Morpho and Steakhouse

Trezor connects you to vaults on Morpho, curated by Steakhouse. Trezor pre-selects these vaults so you don't need to evaluate protocols yourself.

Morpho is one of the largest decentralized lending protocols on Ethereum. It has been audited by multiple independent security firms.

Steakhouse is an independent curator that manages day-to-day allocation inside the vaults. The vaults Trezor uses are the USDC Prime and USDT Prime vaults.

"Prime" refers to the collateral these vaults accept. They lend only against Bitcoin and Ethereum, avoiding smaller or more volatile tokens.

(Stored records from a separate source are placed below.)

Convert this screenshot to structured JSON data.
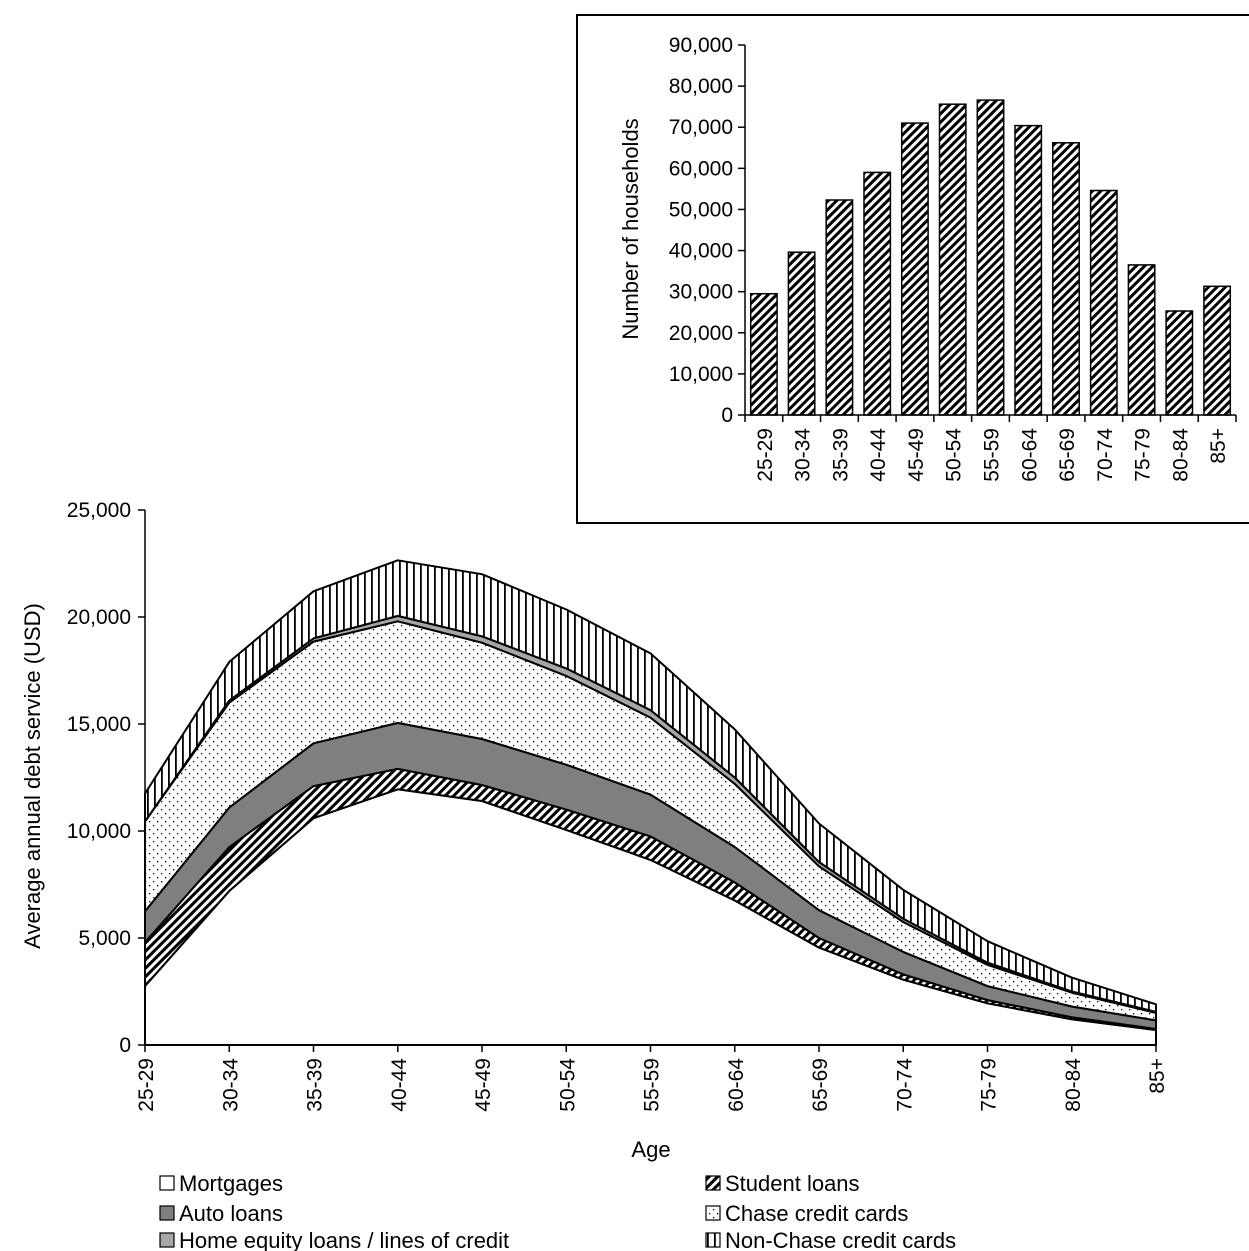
{
  "chart_data": [
    {
      "type": "area",
      "stacked": true,
      "xlabel": "Age",
      "ylabel": "Average annual debt service (USD)",
      "ylim": [
        0,
        25000
      ],
      "yticks": [
        "0",
        "5,000",
        "10,000",
        "15,000",
        "20,000",
        "25,000"
      ],
      "categories": [
        "25-29",
        "30-34",
        "35-39",
        "40-44",
        "45-49",
        "50-54",
        "55-59",
        "60-64",
        "65-69",
        "70-74",
        "75-79",
        "80-84",
        "85+"
      ],
      "legend_position": "bottom",
      "series": [
        {
          "name": "Mortgages",
          "pattern": "blank",
          "values": [
            2750,
            7200,
            10600,
            11950,
            11400,
            10050,
            8650,
            6750,
            4550,
            3050,
            1950,
            1200,
            700
          ]
        },
        {
          "name": "Student loans",
          "pattern": "diagonal-hatch",
          "values": [
            2050,
            2050,
            1500,
            950,
            750,
            950,
            1100,
            850,
            450,
            250,
            150,
            100,
            50
          ]
        },
        {
          "name": "Auto loans",
          "pattern": "solid-dark-gray",
          "values": [
            1450,
            1850,
            2000,
            2150,
            2150,
            2100,
            1950,
            1650,
            1300,
            1050,
            650,
            500,
            400
          ]
        },
        {
          "name": "Chase credit cards",
          "pattern": "dotted",
          "values": [
            4200,
            4900,
            4750,
            4750,
            4500,
            4150,
            3600,
            2950,
            2050,
            1400,
            1000,
            650,
            350
          ]
        },
        {
          "name": "Home equity loans / lines of credit",
          "pattern": "solid-light-gray",
          "values": [
            0,
            100,
            150,
            250,
            300,
            350,
            350,
            300,
            200,
            150,
            100,
            50,
            50
          ]
        },
        {
          "name": "Non-Chase credit cards",
          "pattern": "vertical-lines",
          "values": [
            1300,
            1800,
            2200,
            2600,
            2900,
            2750,
            2650,
            2250,
            1800,
            1350,
            1000,
            650,
            350
          ]
        }
      ]
    },
    {
      "type": "bar",
      "pattern": "diagonal-hatch",
      "ylabel": "Number of households",
      "xlabel": "",
      "ylim": [
        0,
        90000
      ],
      "yticks": [
        "0",
        "10,000",
        "20,000",
        "30,000",
        "40,000",
        "50,000",
        "60,000",
        "70,000",
        "80,000",
        "90,000"
      ],
      "categories": [
        "25-29",
        "30-34",
        "35-39",
        "40-44",
        "45-49",
        "50-54",
        "55-59",
        "60-64",
        "65-69",
        "70-74",
        "75-79",
        "80-84",
        "85+"
      ],
      "values": [
        29500,
        39600,
        52300,
        59000,
        71000,
        75600,
        76600,
        70400,
        66200,
        54600,
        36500,
        25300,
        31300
      ]
    }
  ]
}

Vault tokens: your deposit receipt

When you deposit into a vault, you receive a vault token that represents your share. A USDC deposit returns trSHUSDCp. A USDT deposit returns trSHUSDTp.

The vault token is your claim on the underlying stablecoins plus any yield earned.

  • The vault token is how you hold your position. If you lose access to it, you lose access to your stablecoins.
  • Don't send vault tokens to another wallet, person, or exchange unless you're certain what you're doing. An exchange won't credit it as USDC.
  • To convert vault tokens back into stablecoins, withdraw from the vault in Trezor Suite. You'll receive your original deposit plus the yield it earned.

Trezor Suite displays your position in stablecoin terms, so you don't need to track the vault token balance manually. The token stays in your wallet, under your control.

How fees affect your yield

A 10% fee applies to the yield your deposit earns. The fee is deducted through a smart contract managed by Trezor. You keep 90% of the yield.

The APY shown in Trezor Suite is already the net figure. The 10% has been subtracted before you see it, so the displayed rate is what you actually receive.

What are the risks?

Depositing into a vault is different from holding stablecoins in your wallet. Your coins are lent out through smart contracts, and that introduces specific risks.

  • Smart contract risk: A bug or exploit in the contracts could lead to loss of funds. Morpho has been audited by multiple firms, but no audit guarantees a contract is exploit-free.
  • Liquidity risk: If borrowers are using all available funds in a vault, your withdrawal may be delayed until liquidity returns. The selected vaults are designed to minimize this, but it can happen.
  • Variable APY: The rate when you deposit can change at any time. Past rates don't predict future performance.

Your stablecoins are never held by Trezor. They go directly into the vault's smart contracts on Ethereum, and you keep control of your keys throughout. Trezor provides the interface and the security. You remain in full control of your funds.

Stablecoin Yield FAQs

For steps, gas fees, and withdrawals, see Stablecoin Yield in Trezor Suite.

Where does the yield come from?

Borrowers pay interest to access your stablecoins. That interest is passed back to you as yield. The return reflects real lending activity on the protocol.

Is the APY fixed?

No. It moves with borrowing demand. High demand raises the rate. Low demand brings it down. The displayed rate reflects current conditions.

What is a curator, and who is Steakhouse?

A curator defines how a vault operates: which markets it uses, what collateral is accepted, and how risk is managed. Steakhouse is the independent curator of the USDC Prime and USDT Prime vaults that Trezor uses. They manage allocations across established lending markets and have a publicly documented methodology.

Why Morpho?

Morpho has been live on Ethereum since 2022 and has operated through multiple market cycles. It's one of the largest lending protocols on Ethereum, audited by multiple independent firms. Its vault architecture lets Trezor select specific vaults instead of exposing you to the wider open market.

What are the vault tokens I receive?

ERC-20 tokens (trSHUSDCp for USDC, trSHUSDTp for USDT) that represent your position in the vault. They're your claim on deposited stablecoins plus accrued yield. Hold onto them and convert back to stablecoins by withdrawing in Trezor Suite.

Can stablecoins depeg?

It's possible. USDC and USDT have generally held close to $1, but both have had brief depeg events in the past. That risk exists wherever you hold the stablecoin and is independent of the vault.

Are my assets held by Trezor?

No. Trezor never holds your funds. Your stablecoins go directly into Morpho vaults on Ethereum through smart contracts.